On December 18, 2020, the Office for Civil Rights (OCR) of the Department of Health and Human Services published a guidance document addressing circumstances in which a covered entity under the Health Insurance Portability and Accountability Act (HIPAA) or its business associate may disclose protected information (PHI) to a public health authority through a health information exchange (HIE). Some circumstances in which PHI may be disclosed are in effect only during the COVID-19 public health emergency (PHE). Covered entities need to be aware of this limitation, and prepare to terminate or modify these arrangements when the PHE terminates. If a covered entity is using an HIE to transmit PHI to a public health agency, once the COVID-19 PHE ends the parties will need to discontinue this disclosure unless the BAA expressly permits it.

The guidance lists the following circumstances in which a covered entity or its business associate may disclose PHI to a public health agency without the authorization of the patient:

  • When the disclosure is required by law
  • When the HIE is a business associate of the covered entity, or of another business associate, and intends to provide PHI for public health purposes. This disclosure is permitted if the business associate agreement (BAA) expressly permits or requires the HIE to disclose PHI to a public health agency. In addition, during the COVID-19 PHE, the HIE may disclose PHI for public health purposes whether or not the BAA expressly permits the disclosure. An example of this type of disclosure is an HIE which is a business associate of a covered entity transmitting test results to a public health agency.
  • When the HIE is granted authority by the public health agency (e.g., through a contract) to collect the information.

Except for disclosures required by law, covered entities must make reasonable efforts to limit PHI disclosed to public health agencies to the minimum necessary to accomplish the public health purpose.

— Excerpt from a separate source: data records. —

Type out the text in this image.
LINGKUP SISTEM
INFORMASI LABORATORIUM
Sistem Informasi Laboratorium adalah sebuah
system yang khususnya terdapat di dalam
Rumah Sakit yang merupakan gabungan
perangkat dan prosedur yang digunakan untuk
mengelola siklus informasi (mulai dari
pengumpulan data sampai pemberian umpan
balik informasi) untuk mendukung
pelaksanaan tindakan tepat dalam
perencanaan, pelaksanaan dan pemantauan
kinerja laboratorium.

However, the covered entity may rely on the public health agency’s reasonable representations that the information it is requesting is the minimum necessary. This includes circumstances where the public health agency requests a summary record, such as a continuity of care document, as the minimum necessary PHI. Finally, during the COVID-19 PHE, an HIE may transmit to a public health agency PHI it received in its capacity as a business associate without first obtaining permission from the covered entity. In this event, the HIE must inform the covered entity within ten calendar days after the disclosure occurs.